Coarse-to-Fine Description Generation: GPT-4o is used to generate coarse-grained initial descriptions (simulating witness impressions) and fine-grained descriptions (simulating witness potential memories).
Sub-description Decomposition: Fine-grained descriptions are decomposed into non-overlapping sub-descriptions, with each focusing on a unique attribute.
Dialogue Generation: Three types of questions are generated—descriptive questions (50%), yes/no questions (40%), and multiple-choice questions (10%).

Interactive ReID Framework¶

The framework comprises three components:

Retriever: A CLIP-based dual-stream network that encodes dialogue descriptions and person images in a shared cross-modal space: $$p(I_i|\mathcal{D}_t) = \frac{\exp \text{sim}(z_t, f_i)}{\sum_j^m \exp \text{sim}(z_t, f_j)}$$
Questioner: LLaVA-ReID, which generates discriminative questions based on visual and textual contexts.
Answerer: An LLM based on Qwen2.5-7B-Instruct that simulates witness answers.

LLaVA-ReID: Selective Multi-Image Questioner¶

Selective Visual Context¶

Traditional methods directly use top-k or k-means selection for candidate images, which lacks attention to fine-grained differences. LLaVA-ReID designs a hard pass selection model:

Obtain top-k candidates using the retriever.
Feed the candidate image embeddings and the dialogue embedding into a shallow Transformer encoder: $\mathbf{v} = \phi_s(f_c; z_t)$.
Predict selection weights via a linear layer: $\mathbf{w} = \text{Softmax}(\phi_h(\mathbf{v}))$.
Send the top-c candidates with the highest selection weights to the LMM.

During training, a Gumbel-top-k relaxation is used to achieve a differentiable random sampling strategy.

Look-Ahead Supervision (Looking-Forward)¶

Different questions yield varying information gains depending on the retrieval state. The paper proposes a one-step look-ahead strategy to dynamically select the most informative question:

\[Q_t^* = \underset{Q_i \in (\mathcal{S} \setminus \mathcal{Q}_{pre}^{t-1})}{\arg\max} \text{rank}(I_{gt}, \{T, A_1, \ldots, A_{t-1}, A_t^*\})\]

The question that maximizes the improvement in the target person's retrieval rank is chosen as the supervision signal for the current round, trained using NLL loss:

\[\mathcal{L}_{\text{NLL}} = -\log p(Q_t^* | \mathcal{C}_{t-1}, \mathcal{D}_{t-1})\]

Key Experimental Results¶

Interactive-PEDES Main Results¶

Method	R3@1	R5@1	R5@5	BRI ↓
Initial	35.86	35.86	55.17	-
SimIRV	50.45	61.27	82.00	1.024
ChatIR	57.85	63.86	83.81	0.935
PlugIR	60.34	65.44	85.33	0.849
LLaVA-ReID	63.96	73.20	90.62	0.719

After 5 rounds of interaction, R@1 improves by 37.34% (73.20 vs 35.86), outperforming PlugIR by 7.76%.

Transfer to Traditional T-ReID¶

By integrating LLaVA-ReID, IRRA improves R@1 from 73.38 to 78.51 and RDE from 75.94 to 79.39 on CUHK-PEDES, demonstrating the transferability of the method.

Ablation Study¶

Removing selective visual context: R@1 decreases by approximately 3%.
Removing look-ahead supervision: R@1 drops from 73.20 to approximately 68%.
The number of candidates $c=4$ is the optimal choice.

Highlights & Insights¶

First to define the Inter-ReID task: Extending static text-based person re-identification to interactive dialogue retrieval.
Well-crafted dataset: Interactive-PEDES contains three types of questions, simulating real-world questioning scenarios.
Innovative look-ahead strategy: Dynamically selecting questions with the maximum information gain, avoiding the combinatorial explosion of question permutations.
Strong transferability: Serves as a plug-and-play module to boost the performance of existing T-ReID frameworks.

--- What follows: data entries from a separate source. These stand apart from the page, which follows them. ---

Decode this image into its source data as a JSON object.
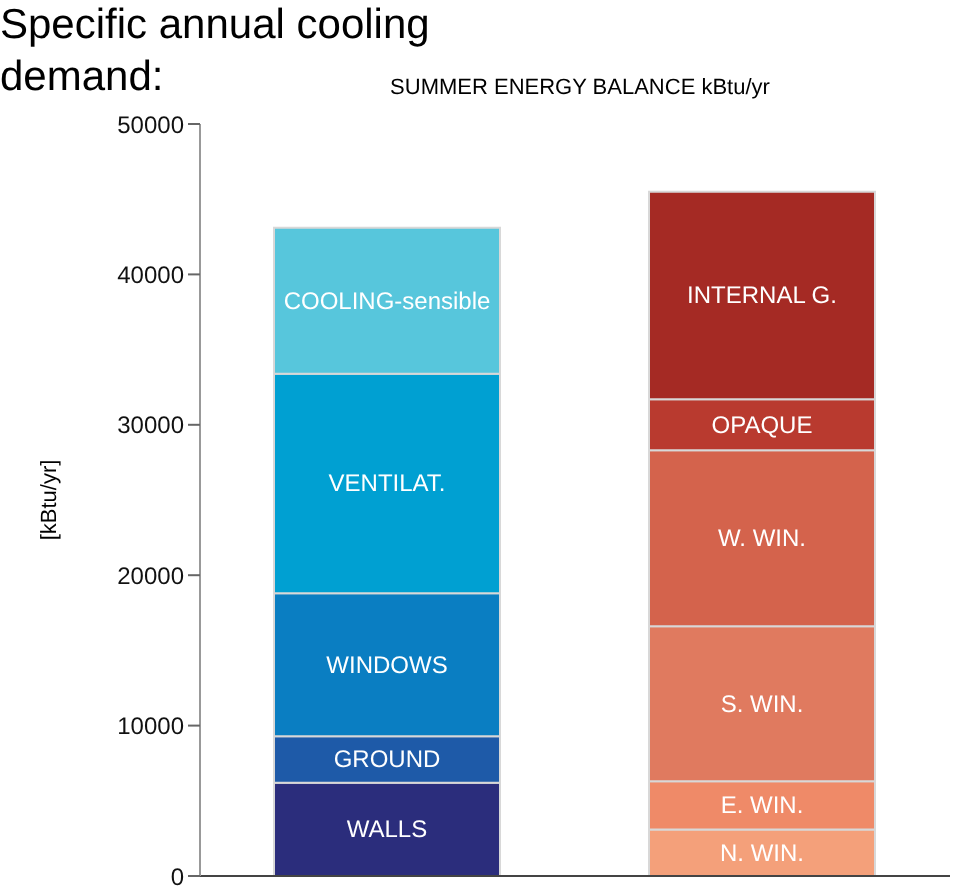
{
  "chart_data": {
    "type": "bar",
    "stacked": true,
    "title": "Specific annual cooling demand:",
    "subtitle": "SUMMER ENERGY BALANCE kBtu/yr",
    "ylabel": "[kBtu/yr]",
    "categories": [
      null,
      null
    ],
    "series": [
      {
        "name": "WALLS",
        "color": "#2b2d7c",
        "values": [
          6200,
          null
        ]
      },
      {
        "name": "GROUND",
        "color": "#1e5aa8",
        "values": [
          3100,
          null
        ]
      },
      {
        "name": "WINDOWS",
        "color": "#0a7ec2",
        "values": [
          9500,
          null
        ]
      },
      {
        "name": "VENTILAT.",
        "color": "#00a0d2",
        "values": [
          14600,
          null
        ]
      },
      {
        "name": "COOLING-sensible",
        "color": "#57c6dc",
        "values": [
          9700,
          null
        ]
      },
      {
        "name": "N. WIN.",
        "color": "#f4a07a",
        "values": [
          null,
          3100
        ]
      },
      {
        "name": "E. WIN.",
        "color": "#ef8a68",
        "values": [
          null,
          3200
        ]
      },
      {
        "name": "S. WIN.",
        "color": "#e07a5f",
        "values": [
          null,
          10300
        ]
      },
      {
        "name": "W. WIN.",
        "color": "#d4634c",
        "values": [
          null,
          11700
        ]
      },
      {
        "name": "OPAQUE",
        "color": "#b93a2f",
        "values": [
          null,
          3400
        ]
      },
      {
        "name": "INTERNAL G.",
        "color": "#a52a24",
        "values": [
          null,
          13800
        ]
      }
    ],
    "ylim": [
      0,
      50000
    ],
    "yticks": [
      0,
      10000,
      20000,
      30000,
      40000,
      50000
    ],
    "grid": false,
    "legend": false,
    "tick_labels": "y"
  }
}
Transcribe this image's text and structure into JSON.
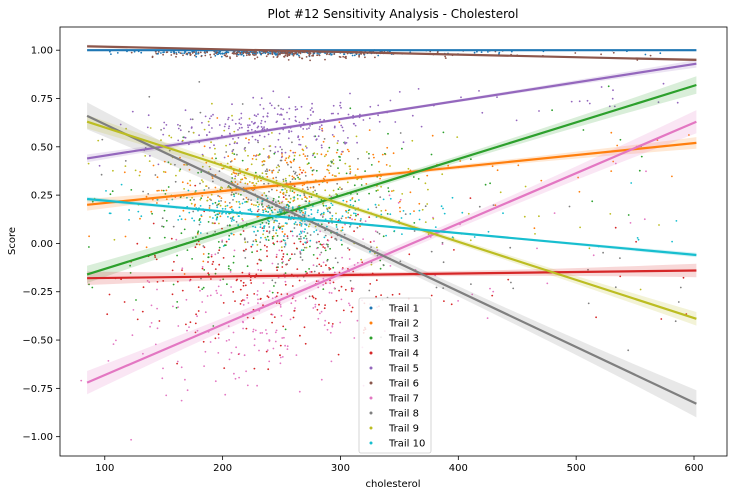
{
  "chart_data": {
    "type": "scatter",
    "title": "Plot #12 Sensitivity Analysis - Cholesterol",
    "xlabel": "cholesterol",
    "ylabel": "Score",
    "xlim": [
      62,
      628
    ],
    "ylim": [
      -1.1,
      1.12
    ],
    "x_ticks": [
      100,
      200,
      300,
      400,
      500,
      600
    ],
    "y_ticks": [
      -1.0,
      -0.75,
      -0.5,
      -0.25,
      0.0,
      0.25,
      0.5,
      0.75,
      1.0
    ],
    "x_tick_labels": [
      "100",
      "200",
      "300",
      "400",
      "500",
      "600"
    ],
    "y_tick_labels": [
      "−1.00",
      "−0.75",
      "−0.50",
      "−0.25",
      "0.00",
      "0.25",
      "0.50",
      "0.75",
      "1.00"
    ],
    "grid": false,
    "legend_position": "bottom-center",
    "series": [
      {
        "name": "Trail 1",
        "color": "#1f77b4",
        "fit": [
          [
            85,
            1.0
          ],
          [
            602,
            1.0
          ]
        ],
        "band": 0.005,
        "cloud_center": 0.995,
        "cloud_spread": 0.01
      },
      {
        "name": "Trail 2",
        "color": "#ff7f0e",
        "fit": [
          [
            85,
            0.2
          ],
          [
            602,
            0.52
          ]
        ],
        "band": 0.03,
        "cloud_center": 0.31,
        "cloud_spread": 0.13
      },
      {
        "name": "Trail 3",
        "color": "#2ca02c",
        "fit": [
          [
            85,
            -0.16
          ],
          [
            602,
            0.82
          ]
        ],
        "band": 0.045,
        "cloud_center": 0.15,
        "cloud_spread": 0.2
      },
      {
        "name": "Trail 4",
        "color": "#d62728",
        "fit": [
          [
            85,
            -0.18
          ],
          [
            602,
            -0.14
          ]
        ],
        "band": 0.035,
        "cloud_center": -0.17,
        "cloud_spread": 0.18
      },
      {
        "name": "Trail 5",
        "color": "#9467bd",
        "fit": [
          [
            85,
            0.44
          ],
          [
            602,
            0.93
          ]
        ],
        "band": 0.02,
        "cloud_center": 0.6,
        "cloud_spread": 0.07
      },
      {
        "name": "Trail 6",
        "color": "#8c564b",
        "fit": [
          [
            85,
            1.02
          ],
          [
            602,
            0.95
          ]
        ],
        "band": 0.008,
        "cloud_center": 1.0,
        "cloud_spread": 0.02
      },
      {
        "name": "Trail 7",
        "color": "#e377c2",
        "fit": [
          [
            85,
            -0.72
          ],
          [
            602,
            0.63
          ]
        ],
        "band": 0.06,
        "cloud_center": -0.3,
        "cloud_spread": 0.22
      },
      {
        "name": "Trail 8",
        "color": "#7f7f7f",
        "fit": [
          [
            85,
            0.66
          ],
          [
            602,
            -0.83
          ]
        ],
        "band": 0.07,
        "cloud_center": 0.2,
        "cloud_spread": 0.2
      },
      {
        "name": "Trail 9",
        "color": "#bcbd22",
        "fit": [
          [
            85,
            0.63
          ],
          [
            602,
            -0.39
          ]
        ],
        "band": 0.035,
        "cloud_center": 0.3,
        "cloud_spread": 0.14
      },
      {
        "name": "Trail 10",
        "color": "#17becf",
        "fit": [
          [
            85,
            0.23
          ],
          [
            602,
            -0.06
          ]
        ],
        "band": 0.012,
        "cloud_center": 0.14,
        "cloud_spread": 0.06
      }
    ]
  }
}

Limitations & Future Work¶

The witness simulation uses an LLM instead of real human evaluation, which may lead to a gap with real-world scenarios.
Image sources in the dataset are relatively limited (CUHK-PEDES and ICFG-PEDES).
Forward inference of large multimodal models is required for each round, potentially limiting real-time performance.
The look-ahead strategy requires pre-computing retrieval ranks for all candidate questions, incurring high training overhead.
The robustness of the system is not discussed when witness answers are inaccurate or contradictory.

Rating¶

⭐⭐⭐⭐ (4/5)

The paper demonstrates strong innovation in task definition, dataset construction, and method design. Upgrading person re-identification from static retrieval to interactive dialogue is a natural and valuable direction, with convincing experimental results.